Son zamanlarda aklın, mantığın ve onun ürettiği her şeyin hatta ilahi hakikatlerin bile adeta liflerine ayrılırcasına işkence gördüğü çok dramatik ve hezeyan olmanın ötesine de geçemeyen konuşmalar, yorumlar dinliyoruz… 

Dolayısıyla mukayese kabiliyetini yitirmemiş, insafını ve izanının koruyan akıl ve vicdanlar da ciddi anlamda bu liflerine ayıran işkenceden payına düşeni fazlasıyla alıyor…

Daha önce “Hocalığa soyunmuş cehalet” başlıklı yazımda da kısmen değindiğim, hakikati yerinden etmeye dönük bu kör ideolojik işkence, öyle anlaşılıyor ki seçimlere kadar vites yükselterek, işkence metotlarını geliştirerek ilerlemeye devam edecek…

Fakat acı olan şey şu ki bu işkencenin seçimlerle birlikte biteceğine dair ciddi bir umut da ufukta görünmüyor…

Bu sürecin en büyük işkencecileri ise fotoğrafın tamamını gördüğü halde sadece işine gelen kısımlarını tasvir etmeleridir…

Yani bildikleri halde hakikati gizleme çabalarıdır…

Hayatın olağan akışına muhalif, tabiat kanunlarını bile inkâr düzeyindeki acınası çabaların ne uğruna yapıldığını bilemeyecek durumda değiliz elbette…

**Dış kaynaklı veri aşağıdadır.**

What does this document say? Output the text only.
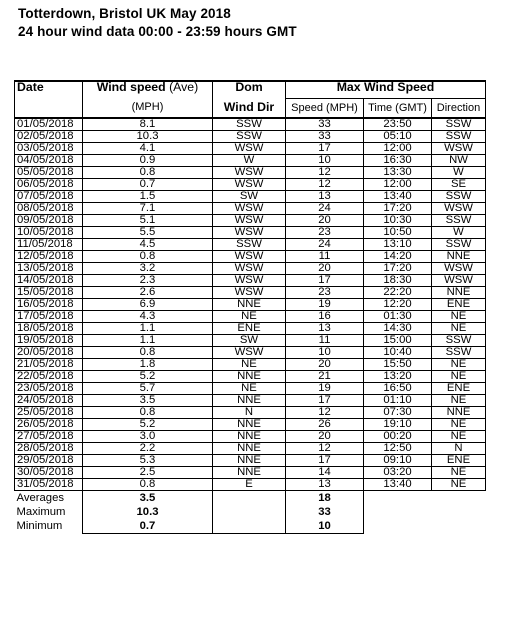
Totterdown, Bristol UK May 2018
24 hour wind data 00:00 - 23:59 hours GMT
Date	Wind speed (Ave)	Dom	Max Wind Speed		
	(MPH)	Wind Dir	Speed (MPH)	Time (GMT)	Direction
01/05/2018	8.1	SSW	33	23:50	SSW
02/05/2018	10.3	SSW	33	05:10	SSW
03/05/2018	4.1	WSW	17	12:00	WSW
04/05/2018	0.9	W	10	16:30	NW
05/05/2018	0.8	WSW	12	13:30	W
06/05/2018	0.7	WSW	12	12:00	SE
07/05/2018	1.5	SW	13	13:40	SSW
08/05/2018	7.1	WSW	24	17:20	WSW
09/05/2018	5.1	WSW	20	10:30	SSW
10/05/2018	5.5	WSW	23	10:50	W
11/05/2018	4.5	SSW	24	13:10	SSW
12/05/2018	0.8	WSW	11	14:20	NNE
13/05/2018	3.2	WSW	20	17:20	WSW
14/05/2018	2.3	WSW	17	18:30	WSW
15/05/2018	2.6	WSW	23	22:20	NNE
16/05/2018	6.9	NNE	19	12:20	ENE
17/05/2018	4.3	NE	16	01:30	NE
18/05/2018	1.1	ENE	13	14:30	NE
19/05/2018	1.1	SW	11	15:00	SSW
20/05/2018	0.8	WSW	10	10:40	SSW
21/05/2018	1.8	NE	20	15:50	NE
22/05/2018	5.2	NNE	21	13:20	NE
23/05/2018	5.7	NE	19	16:50	ENE
24/05/2018	3.5	NNE	17	01:10	NE
25/05/2018	0.8	N	12	07:30	NNE
26/05/2018	5.2	NNE	26	19:10	NE
27/05/2018	3.0	NNE	20	00:20	NE
28/05/2018	2.2	NNE	12	12:50	N
29/05/2018	5.3	NNE	17	09:10	ENE
30/05/2018	2.5	NNE	14	03:20	NE
31/05/2018	0.8	E	13	13:40	NE
Averages	3.5		18		
Maximum	10.3		33		
Minimum	0.7		10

O çok sevdiğim hakikatli sözü bu vesileyle bir defa daha hatırlatayım o zaman: “Hükümdara bile hükmeden çıkarlar…”

İşte bütün bahsettiğim o liflerine ayıran işkencenin en gerçek sebebi…

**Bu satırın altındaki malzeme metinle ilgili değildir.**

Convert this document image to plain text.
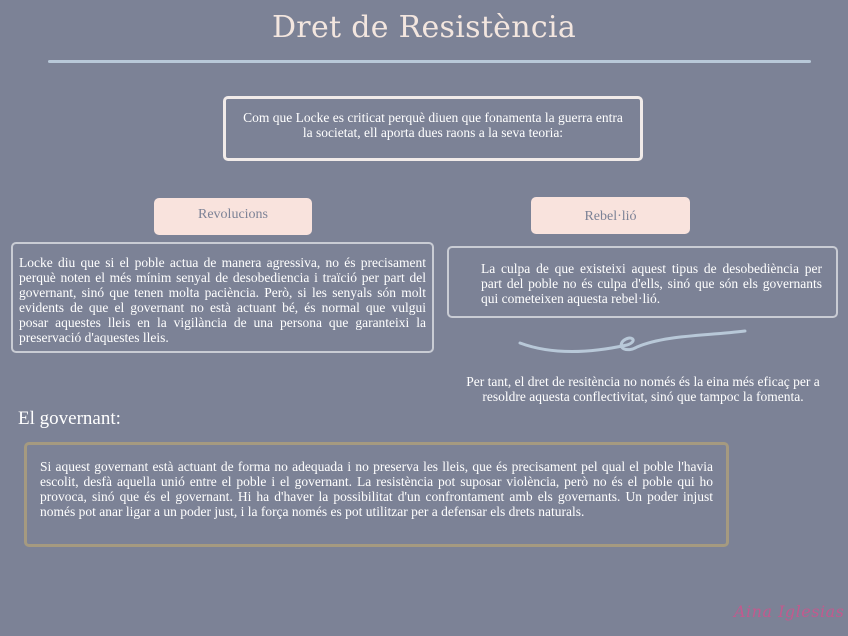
Dret de Resistència
Com que Locke es criticat perquè diuen que fonamenta la guerra entra la societat, ell aporta dues raons a la seva teoria:
Revolucions	Rebel·lió
Locke diu que si el poble actua de manera agressiva, no és precisament perquè noten el més mínim senyal de desobediencia i traïció per part del governant, sinó que tenen molta paciència. Però, si les senyals són molt evidents de que el governant no està actuant bé, és normal que vulgui posar aquestes lleis en la vigilància de una persona que garanteixi la preservació d'aquestes lleis.
La culpa de que existeixi aquest tipus de desobediència per part del poble no és culpa d'ells, sinó que són els governants qui cometeixen aquesta rebel·lió.
Per tant, el dret de resitència no només és la eina més eficaç per a resoldre aquesta conflectivitat, sinó que tampoc la fomenta.
El governant:
Si aquest governant està actuant de forma no adequada i no preserva les lleis, que és precisament pel qual el poble l'havia escolit, desfà aquella unió entre el poble i el governant. La resistència pot suposar violència, però no és el poble qui ho provoca, sinó que és el governant. Hi ha d'haver la possibilitat d'un confrontament amb els governants. Un poder injust només pot anar ligar a un poder just, i la força només es pot utilitzar per a defensar els drets naturals.
Aina Iglesias
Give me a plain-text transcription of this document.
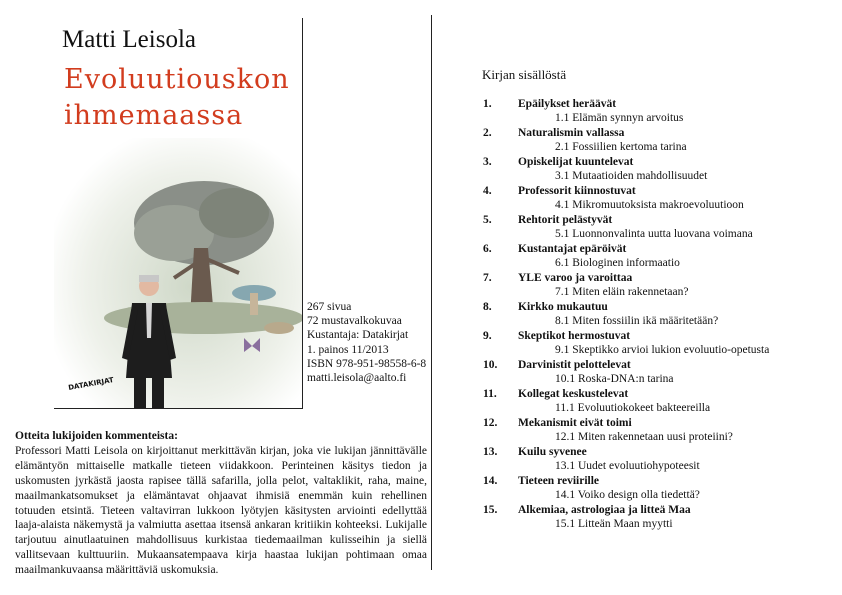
Matti Leisola
Evoluutiouskon
ihmemaassa
DATAKIRJAT
267 sivua
72 mustavalkokuvaa
Kustantaja: Datakirjat
1. painos 11/2013
ISBN 978-951-98558-6-8
matti.leisola@aalto.fi
Otteita lukijoiden kommenteista:
Professori Matti Leisola on kirjoittanut merkittävän kirjan, joka vie lukijan jännittävälle elämäntyön mittaiselle matkalle tieteen viidakkoon. Perinteinen käsitys tiedon ja uskomusten jyrkästä jaosta rapisee tällä safarilla, jolla pelot, valtaklikit, raha, maine, maailmankatsomukset ja elämäntavat ohjaavat ihmisiä enemmän kuin rehellinen totuuden etsintä. Tieteen valtavirran lukkoon lyötyjen käsitysten arviointi edellyttää laaja-alaista näkemystä ja valmiutta asettaa itsensä ankaran kritiikin kohteeksi. Lukijalle tarjoutuu ainutlaatuinen mahdollisuus kurkistaa tiedemaailman kulisseihin ja siellä vallitsevaan kulttuuriin. Mukaansatempaava kirja haastaa lukijan pohtimaan omaa maailmankuvaansa määrittäviä uskomuksia.
Kirjan sisällöstä
1. Epäilykset heräävät
1.1 Elämän synnyn arvoitus
2. Naturalismin vallassa
2.1 Fossiilien kertoma tarina
3. Opiskelijat kuuntelevat
3.1 Mutaatioiden mahdollisuudet
4. Professorit kiinnostuvat
4.1 Mikromuutoksista makroevoluutioon
5. Rehtorit pelästyvät
5.1 Luonnonvalinta uutta luovana voimana
6. Kustantajat epäröivät
6.1 Biologinen informaatio
7. YLE varoo ja varoittaa
7.1 Miten eläin rakennetaan?
8. Kirkko mukautuu
8.1 Miten fossiilin ikä määritetään?
9. Skeptikot hermostuvat
9.1 Skeptikko arvioi lukion evoluutio-opetusta
10. Darvinistit pelottelevat
10.1 Roska-DNA:n tarina
11. Kollegat keskustelevat
11.1 Evoluutiokokeet bakteereilla
12. Mekanismit eivät toimi
12.1 Miten rakennetaan uusi proteiini?
13. Kuilu syvenee
13.1 Uudet evoluutiohypoteesit
14. Tieteen reviirille
14.1 Voiko design olla tiedettä?
15. Alkemiaa, astrologiaa ja litteä Maa
15.1 Litteän Maan myytti
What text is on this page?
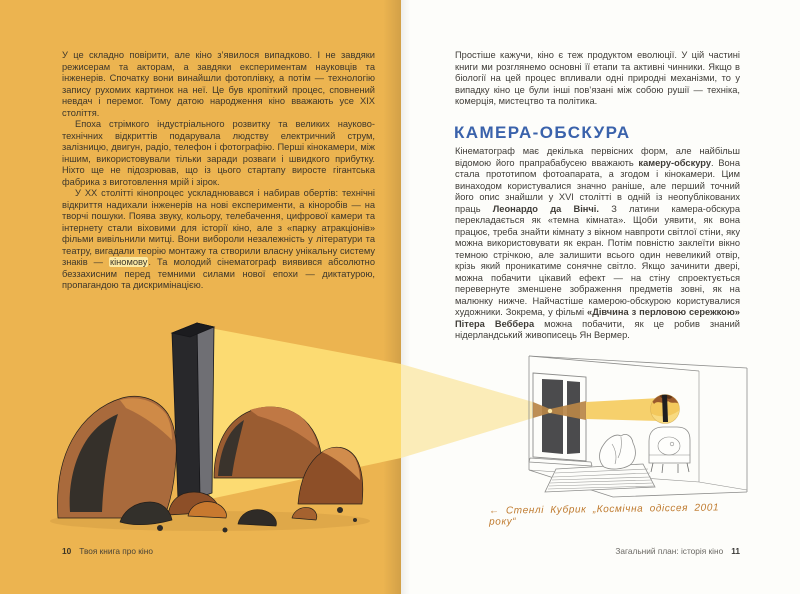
У це складно повірити, але кіно з’явилося випадково. І не завдяки режисерам та акторам, а завдяки експериментам науковців та інженерів. Спочатку вони винайшли фотоплівку, а потім — технологію запису рухомих картинок на неї. Це був кропіткий процес, сповнений невдач і перемог. Тому датою народження кіно вважають усе XIX століття.

Епоха стрімкого індустріального розвитку та великих науково-технічних відкриттів подарувала людству електричний струм, залізницю, двигун, радіо, телефон і фотографію. Перші кінокамери, між іншим, використовували тільки заради розваги і швидкого прибутку. Ніхто ще не підозрював, що із цього стартапу виросте гігантська фабрика з виготовлення мрій і зірок.

У XX столітті кінопроцес ускладнювався і набирав обертів: технічні відкриття надихали інженерів на нові експерименти, а кіноробів — на творчі пошуки. Поява звуку, кольору, телебачення, цифрової камери та інтернету стали віховими для історії кіно, але з «парку атракціонів» фільми вивільнили митці. Вони вибороли незалежність у літератури та театру, вигадали теорію монтажу та створили власну унікальну систему знаків — кіномову. Та молодий сінематограф виявився абсолютно беззахисним перед темними силами нової епохи — диктатурою, пропагандою та дискримінацією.

Простіше кажучи, кіно є теж продуктом еволюції. У цій частині книги ми розглянемо основні її етапи та активні чинники. Якщо в біології на цей процес впливали одні природні механізми, то у випадку кіно це були інші пов’язані між собою рушії — техніка, комерція, мистецтво та політика.

КАМЕРА-ОБСКУРА

Кінематограф має декілька первісних форм, але найбільш відомою його прапрабабусею вважають камеру-обскуру. Вона стала прототипом фотоапарата, а згодом і кінокамери. Цим винаходом користувалися значно раніше, але перший точний його опис знайшли у XVI столітті в одній із неопублікованих праць Леонардо да Вінчі. З латини камера-обскура перекладається як «темна кімната». Щоби уявити, як вона працює, треба знайти кімнату з вікном навпроти світлої стіни, яку можна використовувати як екран. Потім повністю заклеїти вікно темною стрічкою, але залишити всього один невеликий отвір, крізь який проникатиме сонячне світло. Якщо зачинити двері, можна побачити цікавий ефект — на стіну спроектується перевернуте зменшене зображення предметів зовні, як на малюнку нижче. Найчастіше камерою-обскурою користувалися художники. Зокрема, у фільмі «Дівчина з перловою сережкою» Пітера Веббера можна побачити, як це робив знаний нідерландський живописець Ян Вермер.

← Стенлі Кубрик „Космічна одіссея 2001 року“
10 Твоя книга про кіно	Загальний план: історія кіно 11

Bu cahil ya da cahil numarası yapan ama “nasılsa anlamazlar” diyerek ahkam kesen o işkencecilere sormak isterim: Aldığınız eğitimler ve onları akredite eden diploma ve unvanların bütün amacı, daha konforlu bir alandan hakikatte savaş açmak mıydı?

Zira aynı yollardan geçerek kendimce ve yetebildiğim kadarıyla bir ilmî örf ya da usul eğitimi aldım; fakat hakikate uyguladığınız hiçbir işkence metodunu onaylayana rastlamadım…

Madem öğretilene talip değildiniz ve kendi bildiğinizi okuyacak, ideolojik kıskacınızdan çıkamayacaktınız, o vakit neden o eğitimin itibarına, örfüne halel getiriyorsunuz?

Bu teşebbüsün en temel açıklamalarından biri şu olabilir: Hakikati liflerine ayırırken dikkat çekmemenin en iyi yolu, bir diplomalı olmaktan hatta akademik bir unvana sahip olmaktan geçiyor…

Öyle ya sosyal medya trolleri bile bu temel hileyi fark edip, sahaya sürmek istedikleri bir ifsadı bilmem hangi çok değerli ilim insanının sözü gibi sunarken, formasyonu daha yüksek bir diplomalının bunu dışarıda tutması mümkün olabilir mi?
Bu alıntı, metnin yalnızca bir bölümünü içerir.